Julia Morgan as Lilah; photo: Belle Ancell

QueerFest 2013
Queer
Arts Festival & Powell St. Festival Society

When the Sun Comes Out 
by Leslie Uyeda, libretto by Rachel Rose

sung in English 

Dates and Venue 5, 7, 9, August @ 7.30 pm | The Roundhouse, Vancouver

Reviewer Elizabeth Paterson


It is always a pleasure to see a new opera, especially one locally created and with a bold theme. When the Sun Comes Out bills itself as the first lesbian opera and it may well be so, though other art forms are well ahead in this respect.

Commissioned by the Queer Arts Festival, Leslie Uyeda made a wise choice of librettist in accomplished poet Rachel Rose for her librettist.  The two have created an opera where text and music work very well together.

The opera is conventional in its depiction of a woman tempted by a dangerous, attractive and exciting suitor, unconventional in the lovers being women, conventional in that love of a child holds back the mother, unconventional in that love for the same child constrains the father also. Rachel Rose’s text is rich in imagery, unafraid to be ruthless, wholly willing to be tender. The dramatic structure is very still, confined to real time and a single set, in contrast with the driving, emotional sagas of the characters.

The plot, such as it is, - the work is more a dramatic poem than a work of drama - explores the quandary of three people who find themselves in a relationship restricted as much by their own characters as by society. Solana (soprano Teiya Kasahada) has returned from Canada to the unnamed country where her beloved Lilah (contralto Julia Morgan) lives and persuades her into a last, loving night. Lilah’s husband Jovan (Aaron Durand) discovers them, and is furious, but he is astounded to find that his quiet wife has known about his own affairs with boys. He tells them his own love story, his lover dead now from a beating in the street, himself racked with guilt and grief and fear.

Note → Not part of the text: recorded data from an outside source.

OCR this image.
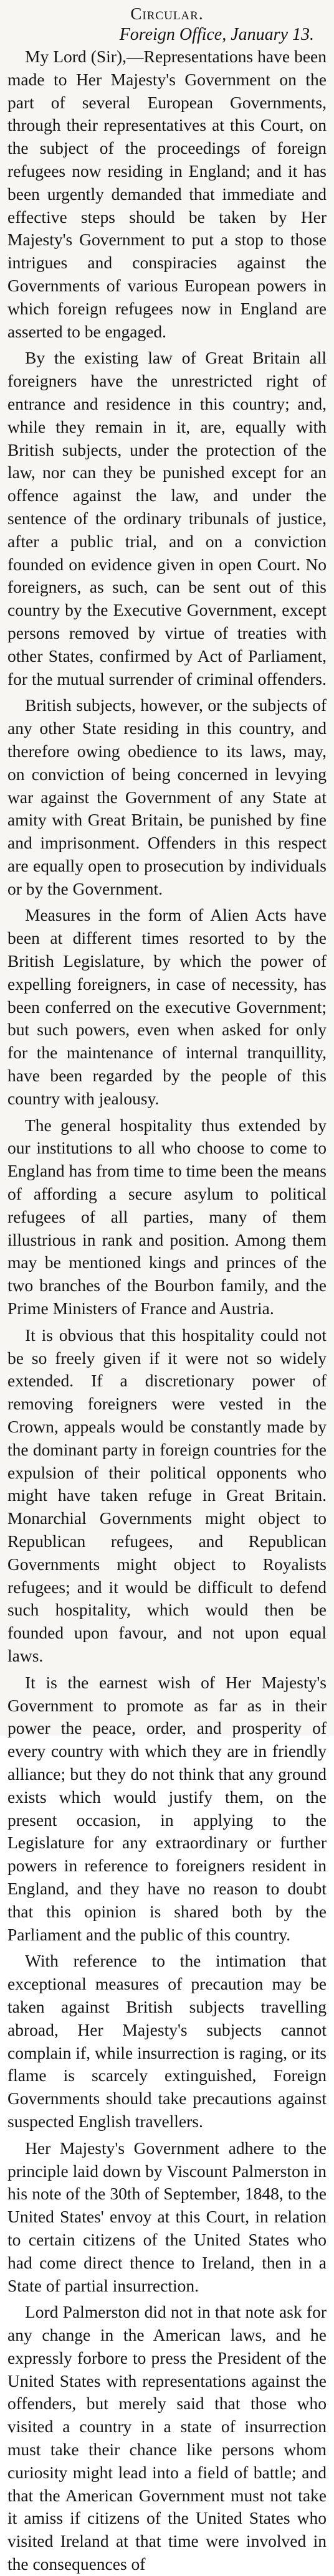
Circular.

Foreign Office, January 13.

My Lord (Sir),—Representations have been made to Her Majesty's Government on the part of several European Governments, through their representatives at this Court, on the subject of the proceedings of foreign refugees now residing in England; and it has been urgently demanded that immediate and effective steps should be taken by Her Majesty's Government to put a stop to those intrigues and conspiracies against the Governments of various European powers in which foreign refugees now in England are asserted to be engaged.

By the existing law of Great Britain all foreigners have the unrestricted right of entrance and residence in this country; and, while they remain in it, are, equally with British subjects, under the protection of the law, nor can they be punished except for an offence against the law, and under the sentence of the ordinary tribunals of justice, after a public trial, and on a conviction founded on evidence given in open Court. No foreigners, as such, can be sent out of this country by the Executive Government, except persons removed by virtue of treaties with other States, confirmed by Act of Parliament, for the mutual surrender of criminal offenders.

British subjects, however, or the subjects of any other State residing in this country, and therefore owing obedience to its laws, may, on conviction of being concerned in levying war against the Government of any State at amity with Great Britain, be punished by fine and imprisonment. Offenders in this respect are equally open to prosecution by individuals or by the Government.

Measures in the form of Alien Acts have been at different times resorted to by the British Legislature, by which the power of expelling foreigners, in case of necessity, has been conferred on the executive Government; but such powers, even when asked for only for the maintenance of internal tranquillity, have been regarded by the people of this country with jealousy.

The general hospitality thus extended by our institutions to all who choose to come to England has from time to time been the means of affording a secure asylum to political refugees of all parties, many of them illustrious in rank and position. Among them may be mentioned kings and princes of the two branches of the Bourbon family, and the Prime Ministers of France and Austria.

It is obvious that this hospitality could not be so freely given if it were not so widely extended. If a discretionary power of removing foreigners were vested in the Crown, appeals would be constantly made by the dominant party in foreign countries for the expulsion of their political opponents who might have taken refuge in Great Britain. Monarchial Governments might object to Republican refugees, and Republican Governments might object to Royalists refugees; and it would be difficult to defend such hospitality, which would then be founded upon favour, and not upon equal laws.

It is the earnest wish of Her Majesty's Government to promote as far as in their power the peace, order, and prosperity of every country with which they are in friendly alliance; but they do not think that any ground exists which would justify them, on the present occasion, in applying to the Legislature for any extraordinary or further powers in reference to foreigners resident in England, and they have no reason to doubt that this opinion is shared both by the Parliament and the public of this country.

With reference to the intimation that exceptional measures of precaution may be taken against British subjects travelling abroad, Her Majesty's subjects cannot complain if, while insurrection is raging, or its flame is scarcely extinguished, Foreign Governments should take precautions against suspected English travellers.

Her Majesty's Government adhere to the principle laid down by Viscount Palmerston in his note of the 30th of September, 1848, to the United States' envoy at this Court, in relation to certain citizens of the United States who had come direct thence to Ireland, then in a State of partial insurrection.

Lord Palmerston did not in that note ask for any change in the American laws, and he expressly forbore to press the President of the United States with representations against the offenders, but merely said that those who visited a country in a state of insurrection must take their chance like persons whom curiosity might lead into a field of battle; and that the American Government must not take it amiss if citizens of the United States who visited Ireland at that time were involved in the consequences of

How the three, or four counting the child, are to live now is the issue. 

Uyeda and Rose have been able to attract some of Vancouver’s best performers. Teiya Kasahara has an amazing top register. Her high notes dazzle and her stage presence is dark and forceful. Solana’s long opening aria is a character study in which she radiates steely determination like a shark. Alienated and predatory, she promises to be a most interesting character. 

In a nicely judged trajectory Julia Morgan’s combination of glowing contralto voice and delicate sensitivity to text allowed the introspective Lilah to blossom into a formidable power, the equal of her rogue lover and her lawful, wedded husband.

Aaron Durand’s Jovan was emotionally the weakest character. Despite Jovan’s having had to face the violent death of his lover, and despite Durand’s sweet and true baritone, Jovan’s plight came across as self-serving and self-centred, too shallow a character to balance the women.

Uyeda’s orchestration was truly lovely. One violin, one flute, one clarinet, one cello and piano was all that was needed for a graceful, fluid sound, impeccably played by members of the Vancouver Opera orchestra. The music was rich but not lush, well-constructed and with good dramatic sense. Both text and music also endured some longeurs.

The opera is less polemic than its advertising suggests. The unnamed country which is the setting might be Russia, or the Middle East, or it might even be Vancouver, recently in the news as the gay-bashing capital of Canada. Fortuitously timed as it is, this was a necessary undertaking.